After a discussion with Venkat last week we decided that it was probably best 
if I took responsibility for the flow control patches and ported/cleaned them 
up for inclusion in the labeled networking patches for 2.6.25.  In the course 
of doing so I ran across the problem of subject/object "ordering" (probably 
not the best term, but it's all I can think of right now).  In both the "flow 
in" and "flow out" cases I'm tempted to use the packet's peer label as the 
object just for the sake of consistency and the ability to use the new "peer" 
object class for all network peer label access checks.  However, I wanted to 
make sure that is what everyone had in mind from a conceptual point of view.  
See the two simple policy examples below:

 * Packet "flows" into the system, peer label is the object

   allow netif_t peerlbl_t:peer flow_in;

 * Packet "flows" out of the system, peer label is the object

   allow netif_t peerlbl_t:peer flow_out;

Thoughts, opinions?

-- 
paul moore
linux security @ hp

--
This message was distributed to subscribers of the selinux mailing list.
If you no longer wish to subscribe, send mail to majordomo@tycho.nsa.gov with
the words "unsubscribe selinux" without quotes as the message.

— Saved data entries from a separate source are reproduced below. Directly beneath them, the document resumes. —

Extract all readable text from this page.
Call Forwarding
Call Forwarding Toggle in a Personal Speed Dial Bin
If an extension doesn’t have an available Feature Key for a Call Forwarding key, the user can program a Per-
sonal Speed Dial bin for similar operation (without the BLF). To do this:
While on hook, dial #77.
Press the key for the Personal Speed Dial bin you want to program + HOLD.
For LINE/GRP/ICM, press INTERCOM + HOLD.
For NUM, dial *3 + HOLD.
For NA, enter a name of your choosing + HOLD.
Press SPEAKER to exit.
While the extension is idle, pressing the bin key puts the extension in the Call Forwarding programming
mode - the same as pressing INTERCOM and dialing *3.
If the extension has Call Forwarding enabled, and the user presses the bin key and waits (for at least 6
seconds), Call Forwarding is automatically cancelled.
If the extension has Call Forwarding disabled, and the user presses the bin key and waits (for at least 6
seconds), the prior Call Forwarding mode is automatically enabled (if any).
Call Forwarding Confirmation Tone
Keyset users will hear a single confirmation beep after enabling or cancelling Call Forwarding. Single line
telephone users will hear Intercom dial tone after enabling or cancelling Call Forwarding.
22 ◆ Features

Re: Network flow controls and subj/obj ordering

[Casey Schaufler]

--- Paul Moore <paul.moore@hp.com> wrote:

> Hello everybody,
> 
> After a discussion with Venkat last week we decided that it was probably best
> 
> if I took responsibility for the flow control patches and ported/cleaned them
> 
> up for inclusion in the labeled networking patches for 2.6.25.  In the course
> 
> of doing so I ran across the problem of subject/object "ordering" (probably 
> not the best term, but it's all I can think of right now).  In both the "flow
> 
> in" and "flow out" cases I'm tempted to use the packet's peer label as the 
> object just for the sake of consistency and the ability to use the new "peer"
> 
> object class for all network peer label access checks.  However, I wanted to 
> make sure that is what everyone had in mind from a conceptual point of view. 
> 
> See the two simple policy examples below:
> 
>  * Packet "flows" into the system, peer label is the object
> 
>    allow netif_t peerlbl_t:peer flow_in;
> 
>  * Packet "flows" out of the system, peer label is the object
> 
>    allow netif_t peerlbl_t:peer flow_out;
> 
> Thoughts, opinions?

Networking policy is always fun to debate. I've gotten it wrong
so many times I've lost count. Let's see if I can add anything of
value.

A packet appears out of the ether and is attached to a flow. If the
packet is a labeled object and the flow is a labeled object, what
is the subject? If the packet moves on out of the system (it is
being forwarded) and the packet is a labeled object, what is the
subject? Do you even have a subject/object relationship in this case?
I think that if you can identify the subject involved in flow
processing the policy implications ought to be pretty clear. If
you don't, and you have nothing but objects to deal with, it gets
painfully difficult to produce a security model that can be described
using traditional methods.

I will point out that it is pretty difficult to associate a subject
with an action on a packet object in all cases, and that is one reason
the model of a packet as an object never caught on. Perhaps the flow
is your subject, performing read and write operations on the packets.
I don't know that it makes a lot of sense to consider a flow as a
subject, but I've made arguments from shakier premises myself.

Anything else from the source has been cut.